2. Assisted reproductive techniques, such as in vitro fertilization, may present as your best hope of not only getting pregnant, but also for not wasting crucial reproductive age time in fruitless attempts to pursue the “natural” conception.
Pain complicates the picture.
If fertility is not the goal but, instead, the relief of pain due to endometriosis, repeat surgeries are indeed justified, especially if residual disease interferes with the normal functioning of your bowels, rectum, urinary tract, or bladder. Anatomical dysfunction requires anatomic restoration. There is no such thing as “in vitro” organ repair: conception can occur outside of your body, but organ repair cannot. Therefore, you are likely to continue with problems if you hope to wait out your illness.
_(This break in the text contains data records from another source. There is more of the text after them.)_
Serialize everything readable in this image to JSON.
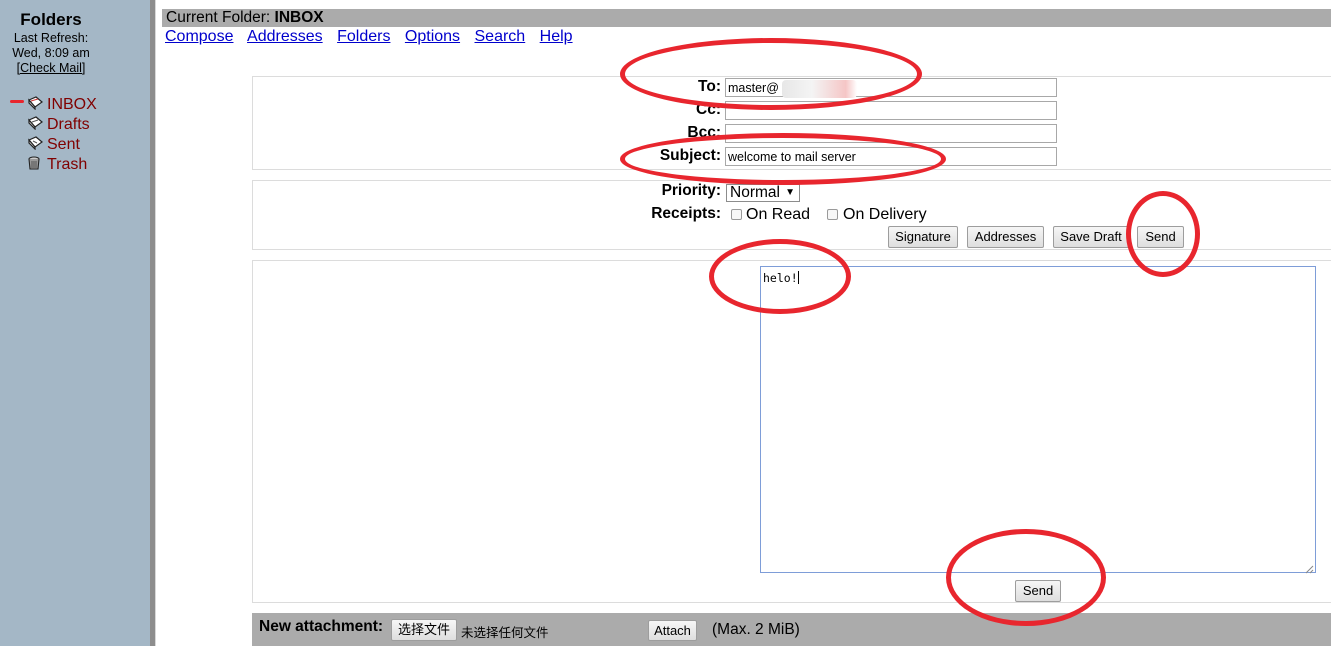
{
  "sidebar": {
    "title": "Folders",
    "refresh_label": "Last Refresh:",
    "refresh_time": "Wed, 8:09 am",
    "check_mail": "[Check Mail]",
    "folders": [
      {
        "label": "INBOX",
        "icon": "inbox-folder-icon"
      },
      {
        "label": "Drafts",
        "icon": "drafts-folder-icon"
      },
      {
        "label": "Sent",
        "icon": "sent-folder-icon"
      },
      {
        "label": "Trash",
        "icon": "trash-folder-icon"
      }
    ]
  },
  "header": {
    "current_folder_label": "Current Folder:",
    "current_folder": "INBOX",
    "nav": [
      "Compose",
      "Addresses",
      "Folders",
      "Options",
      "Search",
      "Help"
    ]
  },
  "compose": {
    "to_label": "To:",
    "to_value": "master@",
    "cc_label": "Cc:",
    "cc_value": "",
    "bcc_label": "Bcc:",
    "bcc_value": "",
    "subject_label": "Subject:",
    "subject_value": "welcome to mail server",
    "priority_label": "Priority:",
    "priority_value": "Normal",
    "receipts_label": "Receipts:",
    "on_read": "On Read",
    "on_delivery": "On Delivery",
    "buttons": {
      "signature": "Signature",
      "addresses": "Addresses",
      "save_draft": "Save Draft",
      "send": "Send"
    },
    "body": "helo!",
    "bottom_send": "Send"
  },
  "attachment": {
    "label": "New attachment:",
    "choose_file": "选择文件",
    "no_file": "未选择任何文件",
    "attach": "Attach",
    "max_size": "(Max. 2 MiB)"
  },
  "colors": {
    "sidebar_bg": "#a4b7c6",
    "folder_link": "#800000",
    "nav_link": "#0000cc",
    "annotation": "#e8262e"
  }
}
Ironically, there are few women with endometriosis who are concerned about only the pain. Few women have endometriosis and its painful complications after the successful completion of their families. Most women are afflicted before any babies are born at all, making a pursuit of fertility and pain relief the same. Even if a woman were adamant to remain childless by choice, it would not set right with her to forego her options for the future in case she changed her mind.
So now what?
Of the two points listed above, the first surgery being your best chance for successful treatment prompts a third important consideration:
3. If you are to put the lion’s share of your faith and optimism into the first surgery for your endometriosis, you are best served by choosing a doctor with the most experience with severe endometriosis, the most state-of-the-art technology (such as robotic excision and minimally invasive surgery), and the finest surgical skills to perform it.
This narrows the field of prospective specialists considerably, but narrowing it down to the perfect surgeon for you only requires you ask about these things. And if only the pain indicates a need for more surgery, the same criteria are just as important, because the outcomes are traditionally less each time, as well.
Yes, sometimes surgery for endometriosis fails. Sometimes the deck is stacked against the doctor and patient. But having a family is important, and you owe it to this pinnacle of societal evolution to take your best shot. It has too much implication for the generations to come.